Micro-algal carbon and nitrogen uptake in post-coccolithophore bloom conditions in the northeast Atlantic, July 1991

Abstract

A study of carbon and nitrogen uptake by phytoplankton was conducted at two sites in the subpolar northeast Atlantic during July 1991. The main study site at 61°N, 20°W was located within a cyclonic warm core eddy, and the other site was at 62°30′N, 20°W. Based on evidence of coccolithophore sedimentation and the relatively slow movement of the eddy, this structure was probably within the bounds of a mesoscale coccolithophore bloom that was in decline 10–20 days before the present study. As little is known about the conditions leading to the onset or collapse of such a bloom, the data presented here are, to our knowledge, the first to quantify phytoplankton dynamics following such an event. In addition, data from the main site provide one of the first assessments of the carbon and nitrogen dynamics within a cyclonic eddy that is typically observed in the northeast Atlantic.

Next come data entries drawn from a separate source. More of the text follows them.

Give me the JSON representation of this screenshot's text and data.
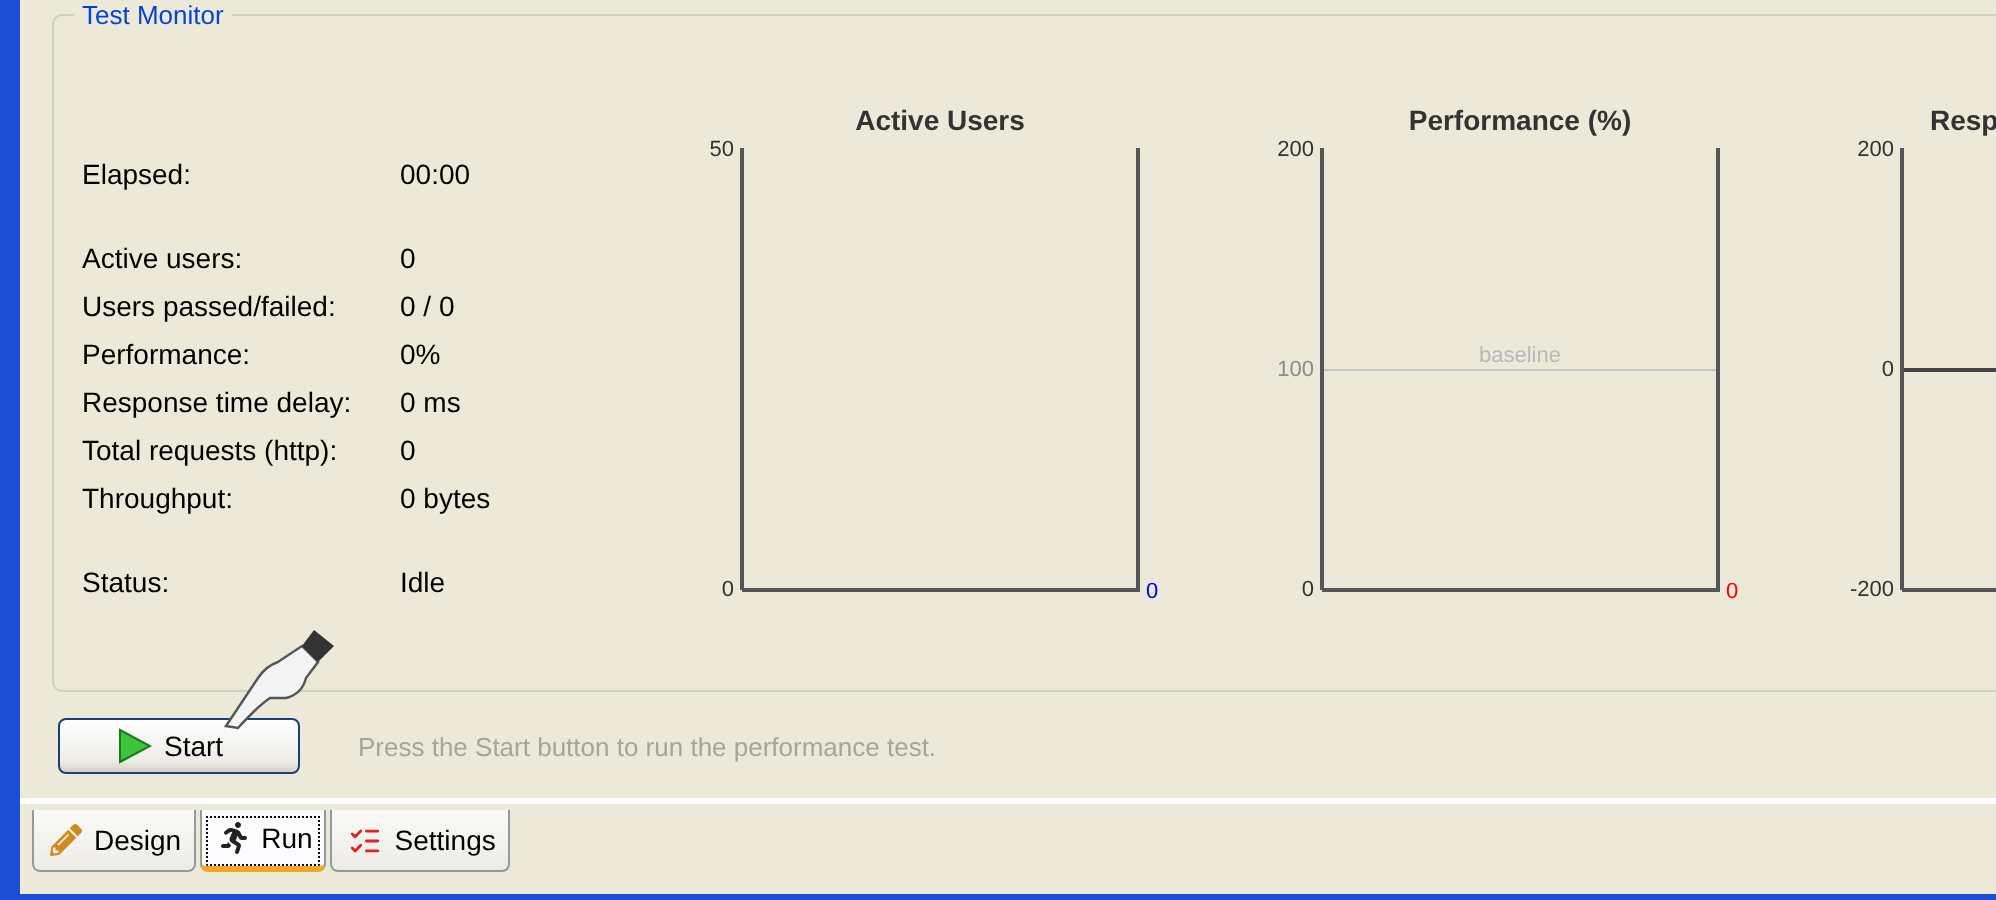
{
  "group": {
    "title": "Test Monitor"
  },
  "stat_groups": [
    [
      {
        "label": "Elapsed:",
        "value": "00:00"
      }
    ],
    [
      {
        "label": "Active users:",
        "value": "0"
      },
      {
        "label": "Users passed/failed:",
        "value": "0 / 0"
      },
      {
        "label": "Performance:",
        "value": "0%"
      },
      {
        "label": "Response time delay:",
        "value": "0 ms"
      },
      {
        "label": "Total requests (http):",
        "value": "0"
      },
      {
        "label": "Throughput:",
        "value": "0 bytes"
      }
    ],
    [
      {
        "label": "Status:",
        "value": "Idle"
      }
    ]
  ],
  "charts": [
    {
      "title": "Active Users",
      "truncated": false,
      "ticks": [
        {
          "label": "50",
          "muted": false
        },
        {
          "label": "0",
          "muted": false
        }
      ],
      "reading": {
        "text": "0",
        "color": "#0000ff"
      }
    },
    {
      "title": "Performance (%)",
      "truncated": false,
      "ticks": [
        {
          "label": "200",
          "muted": false
        },
        {
          "label": "100",
          "muted": true
        },
        {
          "label": "0",
          "muted": false
        }
      ],
      "reference_line": {
        "kind": "baseline",
        "label": "baseline"
      },
      "reading": {
        "text": "0",
        "color": "#ff0000"
      }
    },
    {
      "title": "Resp",
      "truncated": true,
      "ticks": [
        {
          "label": "200",
          "muted": false
        },
        {
          "label": "0",
          "muted": false
        },
        {
          "label": "-200",
          "muted": false
        }
      ],
      "reference_line": {
        "kind": "zero"
      }
    }
  ],
  "start_button": {
    "label": "Start"
  },
  "hint": "Press the Start button to run the performance test.",
  "tabs": [
    {
      "label": "Design",
      "kind": "design",
      "selected": false
    },
    {
      "label": "Run",
      "kind": "run",
      "selected": true
    },
    {
      "label": "Settings",
      "kind": "settings",
      "selected": false
    }
  ]
}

The findings at both sites revealed relatively high rates of primary production and concomitant uptake of inorganic nitrogen, suggesting that production rates were not enhanced within the eddy relative to the surrounding waters. These rates were comparable with those noted in late spring in the northeast Atlantic at lower latitudes (47°N, 20°W; 0.7 g C m −2 day −1) and are slightly in excess of modelled estimates of production for the subpolar North Atlantic in midsummer (0.5–0.6 g C m −2 day −1), but less than estimates based on functional photosynthetically active radiation (PAR)-productivity relationships derived from the North Atlantic Bloom Experiment (NABE) (greater than 1.0 g C m −2 day −1). Such functional relationships, derived at lower latitudes, may not be applicable to the subpolar northeast Atlantic. The findings of this study concur with the previous suggestion that the subpolar Atlantic is indeed productive at this time and may deserve further attention from modellers. A comparison of physical, chemical and biological conditions during the coccolithophore bloom and post-bloom periods indicates little change in environment and suggests the role of some self-regulatory mechanism, such as cell self-shading, as the cause of the collapse of the bloom. Invoking such a non-environmental factor may also explain the observed high rates of post-bloom production.